Using the 100-g oral glucose tolerance test to predict fetal and maternal outcomes in women with gestational diabetes mellitus.Chang Gung Med J. 2009 May-Jun; 32(3):283-9.CG
This 5-year cohort study investigated gestational diabetes mellitus (GDM) using new diagnostic criteria and predictive factors for maternal and fetal outcomes.

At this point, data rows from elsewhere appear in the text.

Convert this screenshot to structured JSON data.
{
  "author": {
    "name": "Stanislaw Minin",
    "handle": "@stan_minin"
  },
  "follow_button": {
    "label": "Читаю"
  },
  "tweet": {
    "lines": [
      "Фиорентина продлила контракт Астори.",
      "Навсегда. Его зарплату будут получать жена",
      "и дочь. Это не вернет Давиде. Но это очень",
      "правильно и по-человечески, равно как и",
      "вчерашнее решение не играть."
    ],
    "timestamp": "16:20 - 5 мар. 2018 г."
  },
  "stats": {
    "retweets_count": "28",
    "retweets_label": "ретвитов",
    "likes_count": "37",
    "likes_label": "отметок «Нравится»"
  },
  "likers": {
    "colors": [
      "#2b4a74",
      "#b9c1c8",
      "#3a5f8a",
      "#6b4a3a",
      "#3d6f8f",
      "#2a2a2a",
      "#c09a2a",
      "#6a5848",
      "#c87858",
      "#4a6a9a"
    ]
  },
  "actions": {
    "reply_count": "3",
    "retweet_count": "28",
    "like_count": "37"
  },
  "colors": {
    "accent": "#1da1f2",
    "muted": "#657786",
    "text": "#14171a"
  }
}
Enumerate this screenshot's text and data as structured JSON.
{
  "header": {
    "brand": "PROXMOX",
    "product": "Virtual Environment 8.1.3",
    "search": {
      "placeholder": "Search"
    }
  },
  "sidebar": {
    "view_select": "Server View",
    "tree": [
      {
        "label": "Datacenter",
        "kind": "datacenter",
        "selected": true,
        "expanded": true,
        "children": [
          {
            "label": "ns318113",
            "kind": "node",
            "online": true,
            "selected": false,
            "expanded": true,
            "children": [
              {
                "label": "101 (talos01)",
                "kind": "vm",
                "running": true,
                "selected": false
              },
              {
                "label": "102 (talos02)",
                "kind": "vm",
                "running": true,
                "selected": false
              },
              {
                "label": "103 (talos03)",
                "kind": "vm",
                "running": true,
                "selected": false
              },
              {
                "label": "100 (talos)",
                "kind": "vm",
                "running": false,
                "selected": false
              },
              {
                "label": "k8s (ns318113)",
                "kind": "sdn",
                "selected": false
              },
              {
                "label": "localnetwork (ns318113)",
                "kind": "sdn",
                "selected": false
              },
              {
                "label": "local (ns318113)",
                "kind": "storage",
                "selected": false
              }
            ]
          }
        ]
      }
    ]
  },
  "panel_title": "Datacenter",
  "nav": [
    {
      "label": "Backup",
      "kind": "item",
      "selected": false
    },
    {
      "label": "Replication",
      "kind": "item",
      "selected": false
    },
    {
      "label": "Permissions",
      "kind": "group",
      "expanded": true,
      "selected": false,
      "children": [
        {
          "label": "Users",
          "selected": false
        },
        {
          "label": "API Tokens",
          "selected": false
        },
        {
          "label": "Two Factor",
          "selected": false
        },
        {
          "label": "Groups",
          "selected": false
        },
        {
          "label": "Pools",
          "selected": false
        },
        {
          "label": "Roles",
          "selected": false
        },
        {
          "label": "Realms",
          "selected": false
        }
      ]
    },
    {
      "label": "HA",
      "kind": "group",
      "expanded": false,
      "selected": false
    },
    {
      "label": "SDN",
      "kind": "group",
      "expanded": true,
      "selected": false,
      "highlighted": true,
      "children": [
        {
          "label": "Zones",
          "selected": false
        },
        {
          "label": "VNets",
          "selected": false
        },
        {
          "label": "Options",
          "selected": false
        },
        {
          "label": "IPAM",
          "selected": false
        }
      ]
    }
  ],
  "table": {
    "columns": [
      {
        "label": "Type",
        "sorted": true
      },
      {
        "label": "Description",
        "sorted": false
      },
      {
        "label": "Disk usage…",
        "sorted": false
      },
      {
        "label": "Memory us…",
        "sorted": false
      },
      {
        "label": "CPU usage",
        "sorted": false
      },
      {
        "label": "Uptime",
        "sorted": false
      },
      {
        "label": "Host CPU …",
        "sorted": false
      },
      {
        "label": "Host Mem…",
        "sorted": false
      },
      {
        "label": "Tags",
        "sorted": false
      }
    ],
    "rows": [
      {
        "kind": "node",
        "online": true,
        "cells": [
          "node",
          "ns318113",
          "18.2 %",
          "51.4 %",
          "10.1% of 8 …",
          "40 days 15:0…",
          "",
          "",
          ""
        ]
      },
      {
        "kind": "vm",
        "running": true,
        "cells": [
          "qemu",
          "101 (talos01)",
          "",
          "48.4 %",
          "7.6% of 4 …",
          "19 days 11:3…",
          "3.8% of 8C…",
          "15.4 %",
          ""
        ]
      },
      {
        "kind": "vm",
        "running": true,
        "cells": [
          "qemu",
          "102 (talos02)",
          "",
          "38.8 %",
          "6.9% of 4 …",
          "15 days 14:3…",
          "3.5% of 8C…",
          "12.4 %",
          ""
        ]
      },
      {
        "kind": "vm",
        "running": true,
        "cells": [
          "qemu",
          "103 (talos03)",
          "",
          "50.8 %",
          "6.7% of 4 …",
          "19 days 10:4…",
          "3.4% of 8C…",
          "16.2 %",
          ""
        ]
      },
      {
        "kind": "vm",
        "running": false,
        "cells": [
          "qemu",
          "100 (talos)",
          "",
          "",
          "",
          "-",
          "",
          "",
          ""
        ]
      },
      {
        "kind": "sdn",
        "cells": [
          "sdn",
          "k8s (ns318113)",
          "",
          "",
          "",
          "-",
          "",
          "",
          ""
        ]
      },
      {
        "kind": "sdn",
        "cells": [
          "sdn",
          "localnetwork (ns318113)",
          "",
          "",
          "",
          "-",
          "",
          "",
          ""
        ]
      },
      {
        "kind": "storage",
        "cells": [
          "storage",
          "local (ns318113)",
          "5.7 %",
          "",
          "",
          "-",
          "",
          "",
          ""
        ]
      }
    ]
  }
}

From March 2001 to February 2006, 8557 pregnant women underwent a 50-g glucose challenge test (GCT) at 24 to 28 weeks of gestation. A diagnosis of GDM was based on a a one-hour plasma glucose level >/= 140 mg/dl on the 50 g GCT, followed by at lease two abnormal values on a 100-g oral glucose tolerance test (OGTT), according to the Carpenter and Coustan modification of the National Diabetes Data Group (NDDG) criteria. Maternal and fetal outcomes were compared with women with normal glucose tolerance (NGT).

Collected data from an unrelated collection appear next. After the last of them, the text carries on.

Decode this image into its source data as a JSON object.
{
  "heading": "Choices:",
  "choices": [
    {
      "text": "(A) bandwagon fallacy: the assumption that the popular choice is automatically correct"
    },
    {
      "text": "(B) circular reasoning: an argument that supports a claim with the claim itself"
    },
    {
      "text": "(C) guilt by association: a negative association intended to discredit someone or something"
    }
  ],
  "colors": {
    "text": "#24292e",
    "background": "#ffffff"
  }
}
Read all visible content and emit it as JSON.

The incidence of GDM was 7.4%. After excluding women with twin pregnancies, 617 women with GDM and 1250 women with NGT were enrolled for comparison. Older age (33.7 +/- 4.1 vs. 32.2 +/- 4.1, p < 0.001), lower weight gain during pregnancy (13.2 +/- 4.4 vs. 14.6 +/- 4.0 kg, p < 0.001), and higher rates of caesarean section (43.8% vs. 32.7%, p < 0.001) occurred in women with GDM compared to those in the NGT group. The rates of macrosomia and neonatal death were higher in the GDM group than the NGT group (7.0% vs. 1.9%, p < 0.001 and 0.6% vs. 0.0%, p = 0.005 respectively). The fasting glucose on the 100-g OGTT was positively correlated with birth weight in the GDM group (r = 0.117, 95% CI 0.038-0.194, p = 0.004). A value exceeding 90 mg/dl was 80% sensitive and 50% specific for macrosomia.

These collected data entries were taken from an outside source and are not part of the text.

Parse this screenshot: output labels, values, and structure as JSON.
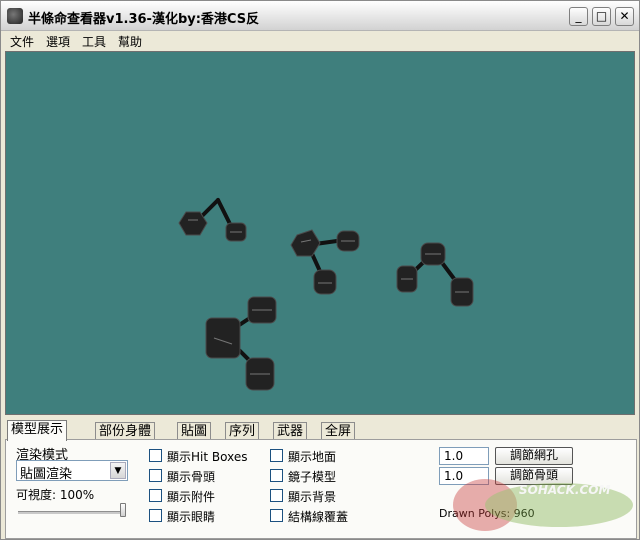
{
  "window": {
    "title": "半條命查看器v1.36-漢化by:香港CS反",
    "min_glyph": "_",
    "max_glyph": "□",
    "close_glyph": "✕",
    "icon": "app-skull-icon"
  },
  "menu": [
    "文件",
    "選項",
    "工具",
    "幫助"
  ],
  "viewport": {
    "background": "#3f7f7d"
  },
  "tabs": [
    {
      "label": "模型展示",
      "active": true
    },
    {
      "label": "部份身體",
      "active": false
    },
    {
      "label": "貼圖",
      "active": false
    },
    {
      "label": "序列",
      "active": false
    },
    {
      "label": "武器",
      "active": false
    },
    {
      "label": "全屏",
      "active": false
    }
  ],
  "panel": {
    "render_mode_label": "渲染模式",
    "render_mode_value": "貼圖渲染",
    "opacity_label": "可視度: 100%",
    "opacity_fraction": 1.0,
    "checkboxes_col1": [
      "顯示Hit Boxes",
      "顯示骨頭",
      "顯示附件",
      "顯示眼睛"
    ],
    "checkboxes_col2": [
      "顯示地面",
      "鏡子模型",
      "顯示背景",
      "結構線覆蓋"
    ],
    "grid_value": "1.0",
    "grid_button": "調節網孔",
    "bone_value": "1.0",
    "bone_button": "調節骨頭",
    "drawn_polys": "Drawn Polys: 960"
  },
  "watermark": {
    "text": "SOHACK.COM"
  }
}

The incidence of GDM in Taiwan is increasing more than before based on current diagnostic criteria. The fasting glucose on the 100-g OGTT correlates closely with birth weight and is also an independent risk factor for macrosomia. Focusing on women with fasting blood glucose concentrations > 90 mg/dL is anticipated to improve outcomes effectively.